Sessions announced his recusal from the investigation in March, under pressure from revelations of previously undisclosed meetings with Russian Ambassador to the US Sergey Kislyak.
“Our judgement, as I recall, was that he was very close and inevitably going to recuse himself for a variety of reasons,” Comey said. “We were also aware of facts that I can’t discuss in an open setting that would make his continued engagement in a Russia-related investigation problematic.”
Sessions, already rumored to be at odds with his boss, is due to appear at a Senate Appropriations subcommittee hearing today, and Democrats have said they will use it as an opportunity to grill him about Russian contacts.
Comey also told the hearing that he had explained to Sessions’ deputy, Rod Rosenstein, “my serious concern about the way in which the president is interacting, especially with the FBI.”

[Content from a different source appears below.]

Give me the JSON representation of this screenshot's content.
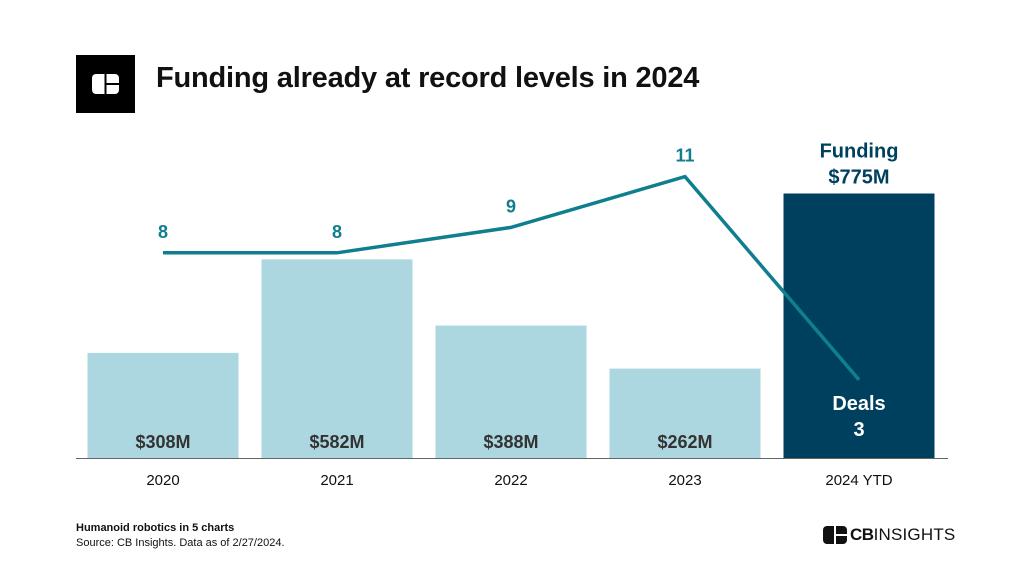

Only days later, Rosenstein wrote a controversial memo providing Trump with reasons to fire Comey.
The former FBI director gave Mueller another lead in his recollection of a dinner at the White House in January where Trump demanded his loyalty.
“I could be wrong, but my common sense told me what’s going on here is that he’s looking to get something in exchange for granting my request to stay in the job,” Comey said.

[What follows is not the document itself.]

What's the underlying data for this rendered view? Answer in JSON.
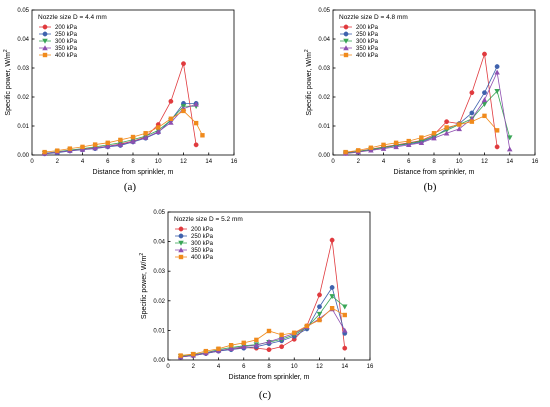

Intriguingly, Comey refused to answer a question about Vnesheconombank (Veb), a Russian government-owned development bank associated with Russian President Vladimir Putin. Jared Kushner, Trump’s adviser and son-in-law, met last year with Veb executives.
Then there was a seemingly trivial, but telling detail: Trump’s chronic incuriosity about Russia’s attack on US democracy.
Comey could not recall the US president asking about it, but gave a dire, heartfelt warning of Moscow’s aggressive intentions.
“Apart from obstruction issue, the most troubling aspect of Comey’s testimony was @POTUS evident lack of interest in Russian cyber attack,” Obama’s former campaign manager David Axelrod tweeted.
NIXONIAN PROSPECT
And with a sense of political theater, Comey also dangled the Nixonian prospect of secret tape recordings for Mueller to go after.
“I’ve seen the tweet about tapes,” he said. “Lordy, I hope there are tapes.”
In all, Comey put down some tantalizing dots for Mueller to join.
However, right-wing media were quick to make their own patterns.
They contended that Trump is not under investigation, there is no obstruction of justice and there is still no proof of Russian collusion.
They seized on Comey’s disclosure that he indirectly passed on his memos about private conversations to the media.
Trump himself tweeted, “WOW, Comey is a leaker!” and his legal team began preparing a legal complaint against him.
It was a classic Trump tactic practiced throughout his business career, throwing sand into the gears of his opponents to deflect and divert from his own troubles.
Comey’s words were weaponized by both sides and that works to his advantage.
“It was worse than it needed to be [for Trump], but not as bad as it could have been. There’s a line in the Simon and Garfunkel song The Boxer: ‘A man hears what he wants to hear/ And disregards the rest.’ If you’re a Trump fan, you think Comey broke the law by leaking documents. If you’re a Trump foe, you think there’s enough to impeach the president. There’s something here for everyone and that means everyone is hurt. It’s so bad for American democracy,” Republican consultant and pollster Frank Luntz said.
Clearly, there is a long way to go and impeachment remains a remote prospect in a Republican-controlled US House of Representatives.
“It is an enormously complex investigation. A case of this type — even without the national security dimensions, the international financial evidence, and the context of electoral politics — would ordinarily take years for federal agents to investigate,” said Lisa Kern Griffin, a law professor at Duke University. “There is some urgency to this, and no doubt the special counsel and his team will move as quickly as possible, but they also have to be especially careful. It will be months or even years before they reach any definitive conclusions.”